Did he want to be like Sloth and the other two? Not really. Sloth was deeply unhappy. Both Pride and Wrath were powerful, but they stayed in their own kingdoms and dealt with their own issues. Neither of them were brothers to look up to, or aspire to be. They were, he supposed, as equally unhappy as Sloth now was.
But the other three? Lust was so happy he was uncomfortable to be around. Greed was rarely seen now because he was often buried in his bride’s thighs. The two of them were inseparable. If they weren’t fucking, they were fighting.
And Gluttony...
Envy had visited him not too long ago. They were blissfully content wrapped in each other, with no one else to bother them. They’d holed up in that crumbling, gothic castle and made it a home.
He wasn’t sure why the last one bothered him more than the other two. But seeing Gluttony have a home, someone who accepted him no matter what he did. It stirred Envy’s heart.

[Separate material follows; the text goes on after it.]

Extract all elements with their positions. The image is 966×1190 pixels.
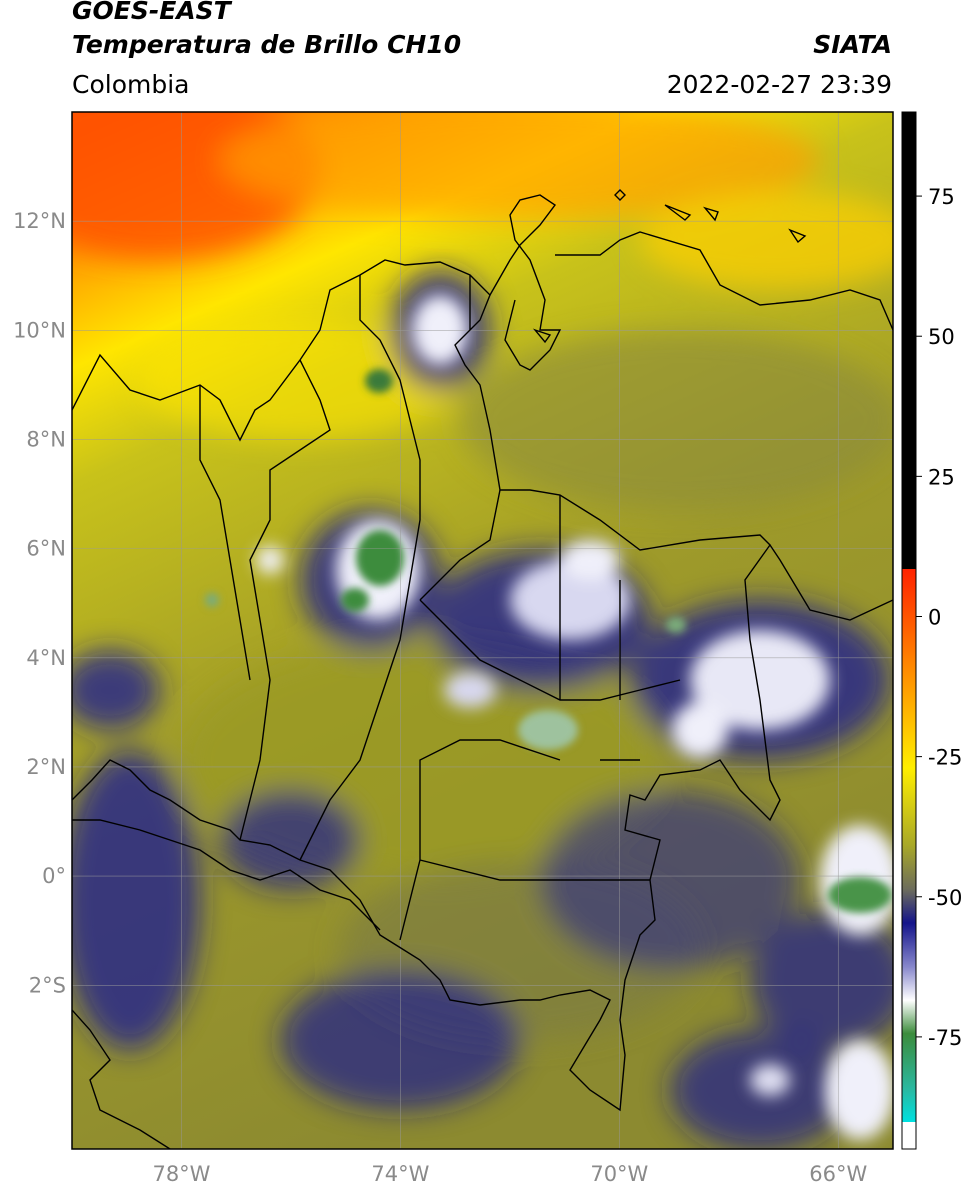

He poured himself another glass of whiskey and shook his head. That wouldn’t be him. He’d rather stay just the way he was because that was so much less terrifying than knowing what “happy” actually meant.
17
After she escaped the castle, it seemed like her captor eased his chains around her. Of course, it helped that her walk about had eased the ache in her chest. She wasn’t misting so much, and that made him more likely to allow her to wander.
Of course, she still had her chains. He’d set up three portals in her room, each on a wall beside each other. They all went to different places. One to a poolroom where he had said she could “exercise”. Another to the kitchens, where he had allowed her time to make her own food in the ploy that she would feel more self sufficient. And the last was to his office. She planned to never use that portal.
Lilith had decided she didn’t need this man, nor did she intend to make it easy for him to be around her. After their evening in bed when he had disappeared, she was disinclined to give him any more attention than necessary.
In short, he had angered her.
She’d offered herself on a silver platter, even if she hadn’t realized what she was offering or asking for. And he had rejected her. Without hesitation. He’d tempted her, made her realize that she might see him as more than just the demon king, and then he’d left. It reached right into a very sensitive part of her heart and reminded her that she wasn’t really wanted by anyone. Not even by him.
Let the man rot. And if he changed his mind, she had no interest in what he had to say to explain himself. She was going to live here on her own, as self sufficient as he would let her, and then she would ignore that he existed.
Not that it was very hard. Envy didn’t even try to visit her again for a whole week after he’d set up the portals. Such behavior only made her even more angry at him.